Devletimizin ve Aziz Milletimizin düşmanlarının güdümündeki bu maşa güruh, üniversiteyi işgale kalkmış, kapılar, camlar kırılmış, rektörlük, dekanlıklar ve idari bürolar ablukaya alınmaya çalışılmıştır. Ekserisi üniversitenin dışından gelen, terör örgütü mensuplarının arasında başka kimler vardı? “Yerli ve Millî değilsiniz” denildiğinde şiddetle karşı çıkan bir partinin en büyük ilin il başkanı olan bir kadın, partisinden istifa eden, Prf.Dr. Ümit Özdağ’ın ifadesiyle CHP’nin yedek partisinin temsilcileri binde bir bile rey alma ümidi olmayan bir düzine partinin temsilcileri...

Bu güruh’un, usulüne uygun olarak Yüksek Öğretim Kurulu tarafından teklif edilen, kanunlara, mevzuata, teamüllere uygun olarak, liyakat ve ehliyeti müsellem birisinin rektör olarak tayin edilmesine karşı çıkmalarının asıl gayesi, bunu vesile ederek yeni bir “gezi kalkışması” idi. Başta, İçişleri Bakanı Süleyman Soylu olmak üzere, Emniyet Kuvvetlerimizin basiretli tutum ve davranışları gezi benzeri bir kalkışmayı başlamadan sonlandırmıştır.

Boğaziçi Üniversitesinin içerden ve dışardan işgal teşebbüsünde bulunanlar sadece yeni rektörü protesto etmek için değil, Milletimizin millî, manevî, dinî değerlerine saldırarak,Aziz Milletimizin sinir uçlarına dokunarak daha büyük bir kargaşa ve kaos vasatının oluşmasını hedef almışlardı.

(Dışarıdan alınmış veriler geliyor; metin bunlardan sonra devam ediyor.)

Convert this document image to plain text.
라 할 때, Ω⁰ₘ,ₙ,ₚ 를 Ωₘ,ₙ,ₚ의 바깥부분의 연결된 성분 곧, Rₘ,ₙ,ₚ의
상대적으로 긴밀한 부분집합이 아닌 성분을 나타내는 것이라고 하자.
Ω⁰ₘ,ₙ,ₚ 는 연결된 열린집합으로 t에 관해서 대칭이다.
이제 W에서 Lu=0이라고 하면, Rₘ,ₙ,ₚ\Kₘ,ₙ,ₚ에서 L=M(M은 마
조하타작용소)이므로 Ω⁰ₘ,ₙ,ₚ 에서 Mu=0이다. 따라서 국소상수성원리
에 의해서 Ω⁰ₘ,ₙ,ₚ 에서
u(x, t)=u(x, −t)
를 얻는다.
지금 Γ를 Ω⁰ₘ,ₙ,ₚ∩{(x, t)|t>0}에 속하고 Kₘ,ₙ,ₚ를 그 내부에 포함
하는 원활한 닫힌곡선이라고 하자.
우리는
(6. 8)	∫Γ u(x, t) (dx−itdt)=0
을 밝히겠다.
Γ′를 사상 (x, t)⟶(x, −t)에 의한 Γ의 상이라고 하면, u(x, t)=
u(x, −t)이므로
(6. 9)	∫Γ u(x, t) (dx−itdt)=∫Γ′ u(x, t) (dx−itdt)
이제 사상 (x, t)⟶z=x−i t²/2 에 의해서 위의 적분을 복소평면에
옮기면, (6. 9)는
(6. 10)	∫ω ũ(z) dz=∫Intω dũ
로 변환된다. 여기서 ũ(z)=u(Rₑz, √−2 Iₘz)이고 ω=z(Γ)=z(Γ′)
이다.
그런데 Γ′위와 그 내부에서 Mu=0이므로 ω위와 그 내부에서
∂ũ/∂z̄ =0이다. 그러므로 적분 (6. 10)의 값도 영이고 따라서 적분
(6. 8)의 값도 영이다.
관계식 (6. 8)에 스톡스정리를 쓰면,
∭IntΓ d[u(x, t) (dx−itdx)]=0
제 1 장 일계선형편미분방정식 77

Yalnız Müslümanların kıblegahı, mukaddesi değil, bütün insanlığın mukaddes değerleri arasında bulunan, Ka’be-i Muazzama’nın resmi, fütursuzça, ahlaksızça yerlere serilmiş, ortasına da şahraman çizilerek, Ka’bemiz, en büyük mukaddeslerimizden birisi, dolayısıyla Müslümanlar ve bütün insanlık tahkire yeltenilmiştir. Bu durum karşısında feveran etmeyen, şiddetle kınamayan, Boğaziçi Üniversitesi talebesi, öğretim elemanları tam da bunun için yeri ve millî değillerdir.

Böylesine bir kargaşa ve kaostan siyâsî çıkarlar devşirmek için, üniversitenin cümle kapısına dayanan, daha önceki attığı tivitler yaptığı konuşmalarla bu milletin bütün mukaddeslerine, dinine, diyanetine,  dinî, millî, manevî ve ahlaki bütün değerlerinin düşmanı, remzi altı ok olup, bu oklardan birisinin de milliyetçiliği temsil ettiği iddiasındaki bir partinin en büyük ilimizin il başkanı, tıpkı Boğaziçi Üniversitesinin bazı talebe ve öğretim elemanı gibi yerli ve millî olmadığını bir kere daha ispat etmiştir.

Hâşâ! “Türk Milleti’nin Ermenilere karşı soykırımı yaptığını iddia eden, ezandan, sala’dan rahatsız olduğunu açıkça ifade eden ”Bizim evimizde hergün domuz eti yenilir, daha bugün kocam bir yarım domuzu kemikleriyle birlikte yemiştir”diyerek, bu milletten ne kadar uzak olduğunu,bu millete ne kadar düşman birisi olduğunu her fırsatta ifade eden bir il başkanının partisinin kendisini yerli ve milli bir parti olduğunu iddia etmesi ne kadar ikna edicidir?